In an attempt to put an end to corporate tax competition within the EU, in 2011 the European Commission proposed a common system for calculating the tax base of all businesses operating in the EU. The idea was that a company would have to comply with only one EU system for computing its taxable income, rather than different rules in each member state. In which they operate. Member states would still be able to set their own tax rates, but the EU would have an overview of the tax affairs of all companies operating in their jurisdiction. This would strengthen the hand of the EU in combatting tax avoidance by removing the current mis-matches between national systems. The UK and Ireland raised loud objections to the original proposals for EU tax harmonisation and the plans were dropped.
Recently, however, the Common Consolidated Corporate Tax Base (CCCTB) has been revived, but in a more threatening form. Under the new proposals, it would become mandatory, rather than voluntary, for corporations to apply the CCCTB regime. Corporations headquartered in UK and Ireland would appear to be most at risk of bearing a higher overall tax bill. There is no longer any prospect of the UK harmonising its tax code with other EU countries. Currently the UK corporate tax rate is nearly 10 percentage points lower than Germany’s and more than 13 below that in France. These substantial differentials would be even larger if the UK were to adopt a radical tax agenda. How better to confound the pessimists over the UK economic outlook than to create a unique corporate tax environment. At the same time, it would act as a deterrent for businesses already located in the UK to move their operations abroad as a consequence of Brexit.

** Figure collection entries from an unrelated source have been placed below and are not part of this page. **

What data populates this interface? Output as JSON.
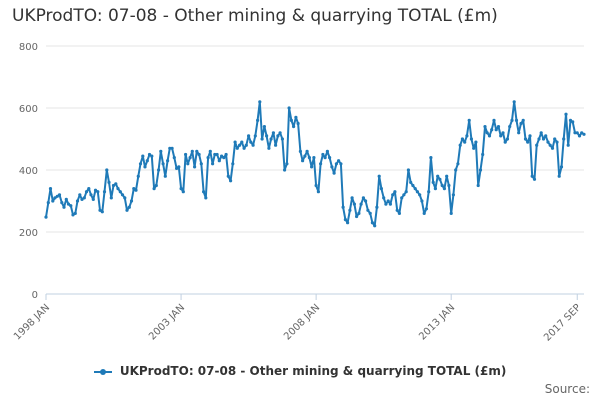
{
  "chart_data": {
    "type": "line",
    "title": "UKProdTO: 07-08 - Other mining & quarrying TOTAL (£m)",
    "xlabel": "",
    "ylabel": "",
    "ylim": [
      0,
      800
    ],
    "yticks": [
      0,
      200,
      400,
      600,
      800
    ],
    "x_start": "1998 JAN",
    "x_end": "2017 SEP",
    "x_ticks": [
      {
        "label": "1998 JAN",
        "index": 0
      },
      {
        "label": "2003 JAN",
        "index": 60
      },
      {
        "label": "2008 JAN",
        "index": 120
      },
      {
        "label": "2013 JAN",
        "index": 180
      },
      {
        "label": "2017 SEP",
        "index": 236
      }
    ],
    "grid": true,
    "legend_position": "bottom-center",
    "series": [
      {
        "name": "UKProdTO: 07-08 - Other mining & quarrying TOTAL (£m)",
        "color": "#1f7ab8",
        "values": [
          248,
          295,
          340,
          300,
          310,
          315,
          320,
          295,
          280,
          305,
          290,
          285,
          255,
          260,
          300,
          320,
          305,
          310,
          330,
          340,
          320,
          305,
          335,
          330,
          270,
          265,
          330,
          400,
          360,
          310,
          350,
          355,
          340,
          330,
          320,
          310,
          270,
          280,
          300,
          340,
          335,
          380,
          420,
          445,
          410,
          430,
          450,
          445,
          340,
          350,
          400,
          460,
          420,
          380,
          430,
          470,
          470,
          440,
          405,
          410,
          340,
          330,
          450,
          420,
          440,
          460,
          410,
          460,
          450,
          420,
          330,
          310,
          440,
          460,
          420,
          450,
          450,
          430,
          445,
          440,
          450,
          380,
          365,
          420,
          490,
          470,
          480,
          490,
          470,
          480,
          510,
          490,
          480,
          510,
          560,
          620,
          500,
          540,
          510,
          470,
          500,
          520,
          480,
          510,
          520,
          500,
          400,
          420,
          600,
          560,
          540,
          570,
          550,
          460,
          430,
          445,
          460,
          440,
          410,
          440,
          350,
          330,
          420,
          450,
          440,
          460,
          440,
          410,
          390,
          420,
          430,
          420,
          280,
          240,
          230,
          270,
          310,
          290,
          250,
          260,
          290,
          310,
          300,
          270,
          260,
          230,
          220,
          280,
          380,
          340,
          310,
          290,
          300,
          290,
          320,
          330,
          270,
          260,
          310,
          320,
          330,
          400,
          360,
          350,
          340,
          330,
          320,
          300,
          260,
          275,
          330,
          440,
          360,
          340,
          380,
          370,
          350,
          340,
          380,
          350,
          260,
          320,
          400,
          420,
          480,
          500,
          490,
          510,
          560,
          500,
          470,
          490,
          350,
          400,
          450,
          540,
          520,
          510,
          530,
          560,
          530,
          540,
          510,
          520,
          490,
          500,
          540,
          560,
          620,
          560,
          520,
          550,
          560,
          500,
          490,
          510,
          380,
          370,
          480,
          500,
          520,
          500,
          510,
          490,
          480,
          470,
          500,
          490,
          380,
          410,
          500,
          580,
          480,
          560,
          555,
          520,
          520,
          510,
          520,
          515
        ]
      }
    ]
  },
  "source_label": "Source:"
}
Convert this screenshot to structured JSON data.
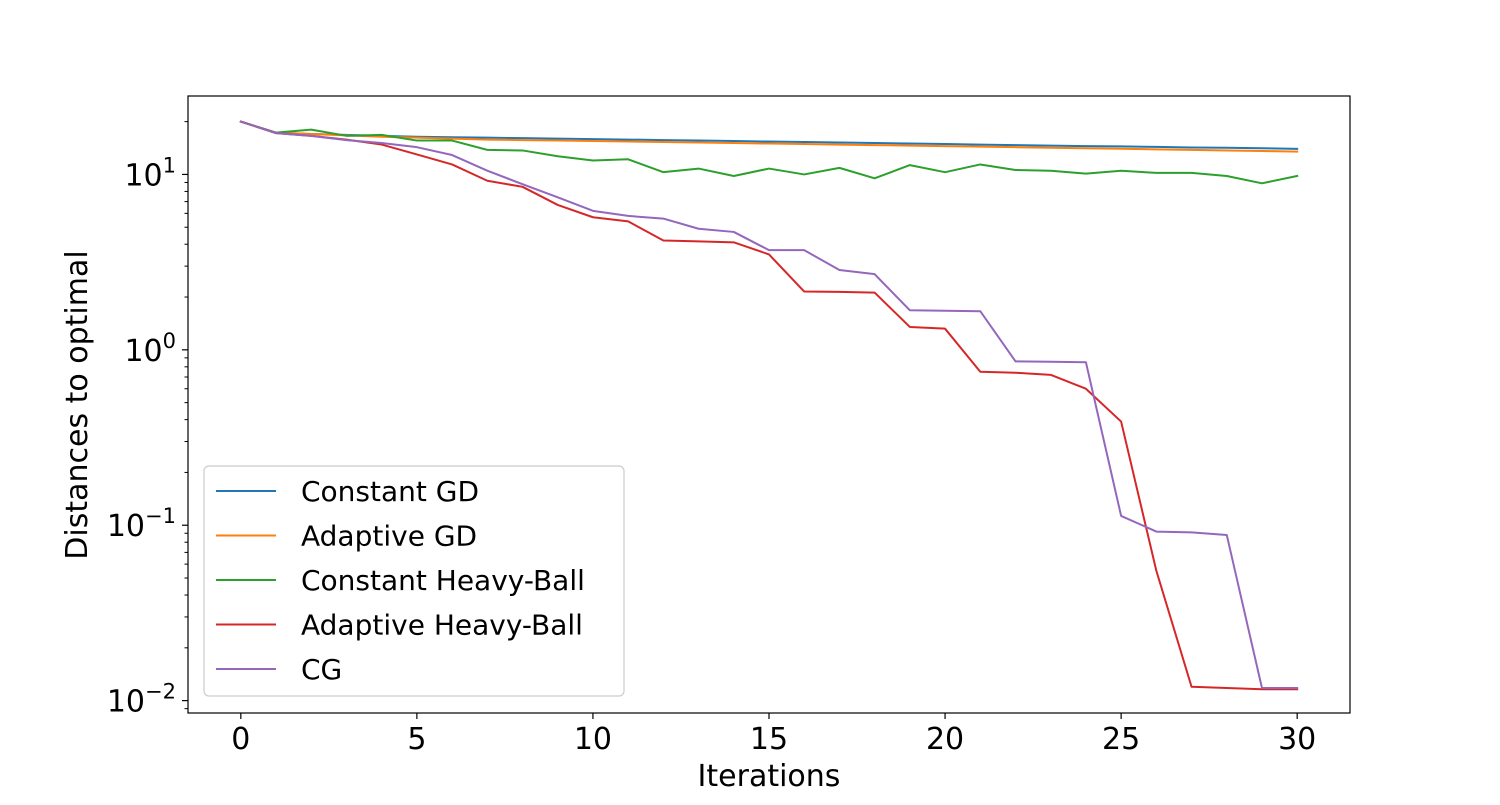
{
  "chart_data": {
    "type": "line",
    "title": "",
    "xlabel": "Iterations",
    "ylabel": "Distances to optimal",
    "xlim": [
      -1.5,
      31.5
    ],
    "ylim": [
      0.0085,
      28
    ],
    "yscale": "log",
    "grid": false,
    "legend_position": "lower-left",
    "x_ticks": [
      0,
      5,
      10,
      15,
      20,
      25,
      30
    ],
    "x_tick_labels": [
      "0",
      "5",
      "10",
      "15",
      "20",
      "25",
      "30"
    ],
    "y_ticks": [
      {
        "value": 10,
        "base": "10",
        "exp": "1"
      },
      {
        "value": 1,
        "base": "10",
        "exp": "0"
      },
      {
        "value": 0.1,
        "base": "10",
        "exp": "−1"
      },
      {
        "value": 0.01,
        "base": "10",
        "exp": "−2"
      }
    ],
    "x": [
      0,
      1,
      2,
      3,
      4,
      5,
      6,
      7,
      8,
      9,
      10,
      11,
      12,
      13,
      14,
      15,
      16,
      17,
      18,
      19,
      20,
      21,
      22,
      23,
      24,
      25,
      26,
      27,
      28,
      29,
      30
    ],
    "series": [
      {
        "name": "Constant GD",
        "color": "#1f77b4",
        "values": [
          20.0,
          17.3,
          17.0,
          16.8,
          16.6,
          16.4,
          16.3,
          16.2,
          16.1,
          16.0,
          15.9,
          15.8,
          15.7,
          15.6,
          15.5,
          15.4,
          15.3,
          15.2,
          15.1,
          15.0,
          14.9,
          14.8,
          14.7,
          14.6,
          14.5,
          14.45,
          14.35,
          14.25,
          14.2,
          14.1,
          14.0
        ]
      },
      {
        "name": "Adaptive GD",
        "color": "#ff7f0e",
        "values": [
          20.0,
          17.3,
          17.0,
          16.7,
          16.4,
          16.2,
          16.0,
          15.8,
          15.7,
          15.6,
          15.5,
          15.4,
          15.3,
          15.2,
          15.1,
          15.0,
          14.9,
          14.8,
          14.7,
          14.6,
          14.5,
          14.4,
          14.3,
          14.2,
          14.1,
          14.0,
          13.9,
          13.8,
          13.7,
          13.6,
          13.5
        ]
      },
      {
        "name": "Constant Heavy-Ball",
        "color": "#2ca02c",
        "values": [
          20.0,
          17.3,
          18.0,
          16.6,
          16.8,
          15.6,
          15.6,
          13.8,
          13.7,
          12.7,
          12.0,
          12.2,
          10.3,
          10.8,
          9.8,
          10.8,
          10.0,
          10.9,
          9.5,
          11.3,
          10.3,
          11.4,
          10.6,
          10.5,
          10.1,
          10.5,
          10.2,
          10.2,
          9.8,
          8.9,
          9.8
        ]
      },
      {
        "name": "Adaptive Heavy-Ball",
        "color": "#d62728",
        "values": [
          20.0,
          17.2,
          16.6,
          15.8,
          14.8,
          13.0,
          11.4,
          9.2,
          8.5,
          6.7,
          5.7,
          5.4,
          4.2,
          4.15,
          4.1,
          3.5,
          2.15,
          2.14,
          2.12,
          1.35,
          1.32,
          0.75,
          0.74,
          0.72,
          0.6,
          0.39,
          0.055,
          0.012,
          0.0118,
          0.0116,
          0.0116
        ]
      },
      {
        "name": "CG",
        "color": "#9467bd",
        "values": [
          20.0,
          17.2,
          16.6,
          15.7,
          15.1,
          14.3,
          12.9,
          10.5,
          8.8,
          7.4,
          6.2,
          5.8,
          5.6,
          4.9,
          4.7,
          3.7,
          3.7,
          2.85,
          2.7,
          1.68,
          1.67,
          1.66,
          0.86,
          0.855,
          0.85,
          0.113,
          0.092,
          0.091,
          0.088,
          0.0118,
          0.0118
        ]
      }
    ]
  }
}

The UK has already made big cuts to its corporate tax rate, it was 30% in 2008 and has fallen steadily to 20%. The transition to 15% or lower would be a natural extension of existing policy. The additional attractions of UK location are well known: English, the international language of business and education; a large and skilled workforce, a centuries-old justice system, parliamentary democracy and reasonable infrastructure. The UK also has flexible labour laws, a favourable time zone and a rich cultural landscape. Not to mention the inertia that comes with already being host to so many companies.